By Michele Maatouk
Date: Thursday 26 Jan 2023
(Sharecast News) - Fever-Tree shares fell on Thursday after the posh tonic maker warned over ongoing cost pressures.
In an update for the year to the end of December, the company said total revenues rose 11% to £344.3m. Revenues in the US rose 23% to £95.6m despite the impact of industry-wide port congestion and logistics disruption, without which Fever-Tree said underlying demand for the brand would have translated to an even stronger sales performance.
In Europe, revenue was ahead 15% at £101m, driven by a strong performance in Southern Europe, and slightly offset by softening consumer sentiment in Germany.
In the UK, meanwhile, revenue dipped 2% to £116.2m, but Fever-Tree said the brand continues to gain distribution and market share, "remaining the clear leader of the UK mixer category". Within that, on-trade revenue rose by around 28%, but widespread industrial action across the rail network in the run-up to Christmas had "a notable impact" on sales.
The group expects to deliver adjusted EBITDA of around £39m for the year, in line with expectations. In addition, it introduced a 2023 revenue guidance range of between £390m and £405m, which would represent growth of 13% to 18%. For 2023 EBITDA, it guided to between £36m and £42m.
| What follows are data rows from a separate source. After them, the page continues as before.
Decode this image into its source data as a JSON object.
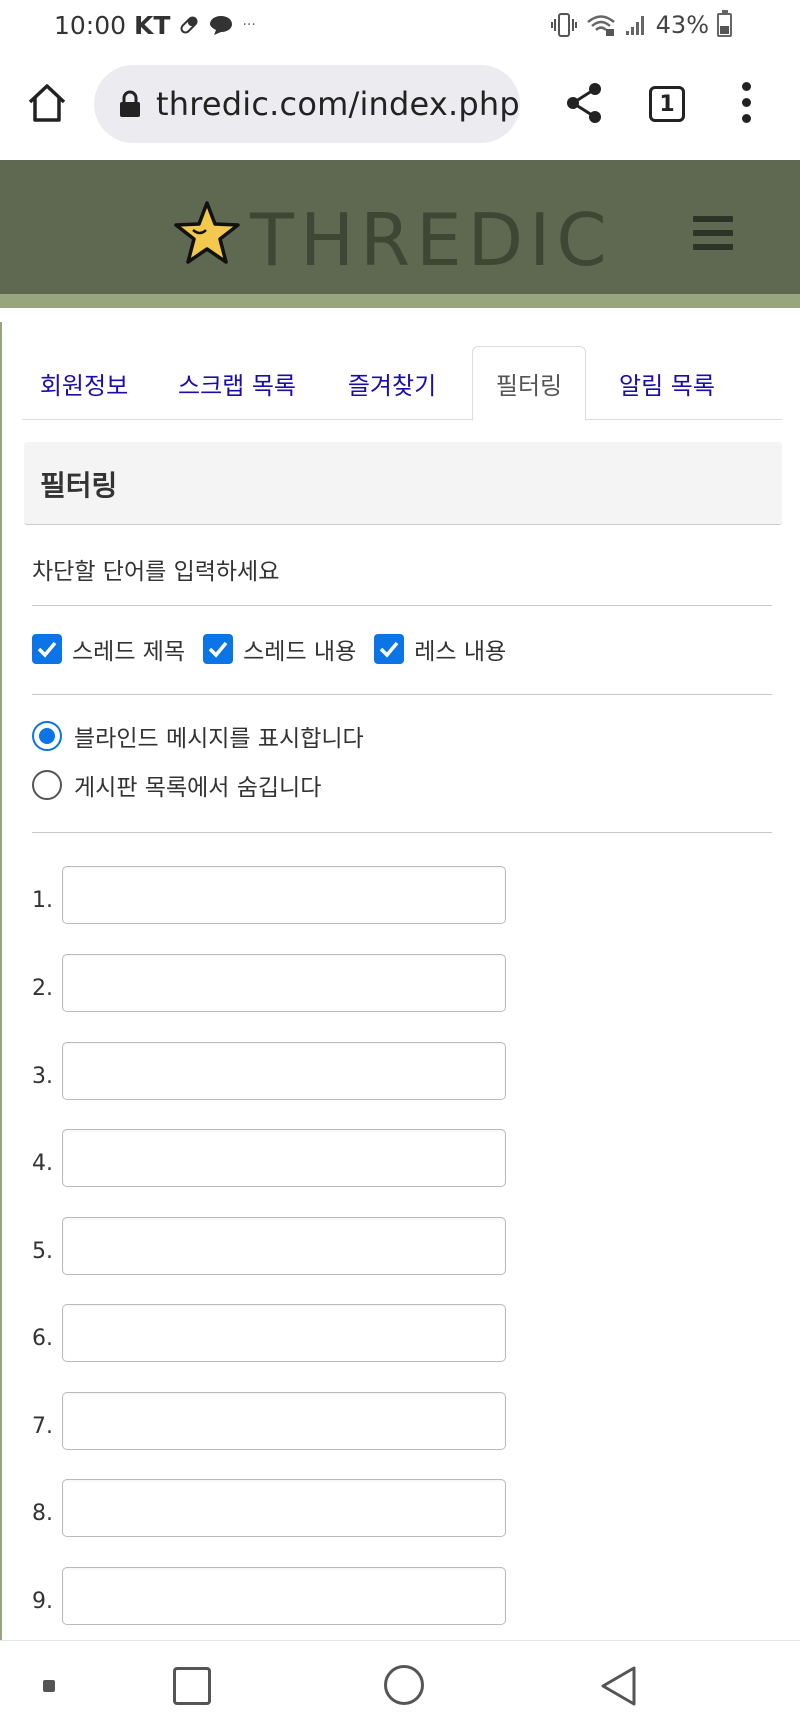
{
  "status_bar": {
    "time": "10:00",
    "carrier": "KT",
    "ellipsis": "···",
    "battery": "43%"
  },
  "browser": {
    "url": "thredic.com/index.php",
    "tab_count": "1"
  },
  "site": {
    "logo_text": "THREDIC"
  },
  "tabs": [
    {
      "label": "회원정보",
      "active": false
    },
    {
      "label": "스크랩 목록",
      "active": false
    },
    {
      "label": "즐겨찾기",
      "active": false
    },
    {
      "label": "필터링",
      "active": true
    },
    {
      "label": "알림 목록",
      "active": false
    }
  ],
  "panel": {
    "title": "필터링",
    "description": "차단할 단어를 입력하세요"
  },
  "filter_targets": [
    {
      "label": "스레드 제목",
      "checked": true
    },
    {
      "label": "스레드 내용",
      "checked": true
    },
    {
      "label": "레스 내용",
      "checked": true
    }
  ],
  "display_options": [
    {
      "label": "블라인드 메시지를 표시합니다",
      "selected": true
    },
    {
      "label": "게시판 목록에서 숨깁니다",
      "selected": false
    }
  ],
  "word_inputs": [
    {
      "number": "1.",
      "value": ""
    },
    {
      "number": "2.",
      "value": ""
    },
    {
      "number": "3.",
      "value": ""
    },
    {
      "number": "4.",
      "value": ""
    },
    {
      "number": "5.",
      "value": ""
    },
    {
      "number": "6.",
      "value": ""
    },
    {
      "number": "7.",
      "value": ""
    },
    {
      "number": "8.",
      "value": ""
    },
    {
      "number": "9.",
      "value": ""
    }
  ],
  "colors": {
    "header_bg": "#5f6952",
    "header_stripe": "#97a67c",
    "logo_text": "#3e4634",
    "tab_link": "#1a0dab",
    "checkbox_blue": "#0b74e6",
    "star_fill": "#f2c94c"
  }
}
It said the impact of elevated European energy costs into glass bottle pricing will be "material" this year.
"Whilst energy pricing has recently reduced, it remains volatile and at least three times higher than 2021 levels, impacting both the cost of raw materials and the direct energy cost in glass manufacture," the company said.
Chief executive Tim Warrillow said: "2022 has seen the Fever-Tree brand continue to gain traction and prominence across the globe resulting in double digit revenue growth and profits in line with expectations.
"Looking ahead to 2023, we remain very confident in delivering strong top line growth, most notably in the US. Whilst the initiatives we are implementing would have driven margin improvement during the year, the energy related cost increases, which are particularly acute across the glass industry, mean we expect to deliver absolute EBITDA in-line with 2022."
Warrillow said these temporary additional costs will unwind significantly as the energy price recalibrates.
At 0915 GMT, the shares were down 5.7% at 1,053.66p.
Aarin Chiekrie, equity analyst at Hargreaves Lansdown, said: "Fever-Tree's latest trading update was as mixed as the drinks it supplies. The top line grew but was still below market consensus. The group blamed train strikes in the run-up to Christmas for putting a lid on revenue in the UK. In the US, revenue bubbled up by double-digits compared to last year. Impressive, but again, this growth didn't live up to the market's demanding expectations.
"Inflationary cost pressures are taking their toll on the group too. Energy prices are a big input cost in making glass bottles. And when 80% of your sales are bottled in glass, any fluctuation in energy prices is bound to have a material impact on your costs. While European energy prices have recently pulled back, they're still at least three times higher than back in 2021.
"Despite the revenue shortfall, there is a silver lining. Cutting costs on things like marketing spend have meant Fever-Tree still expect to hit its full-year profit targets. But with such high expectations already built into its price, we think it's going to be hard for the group to sparkle."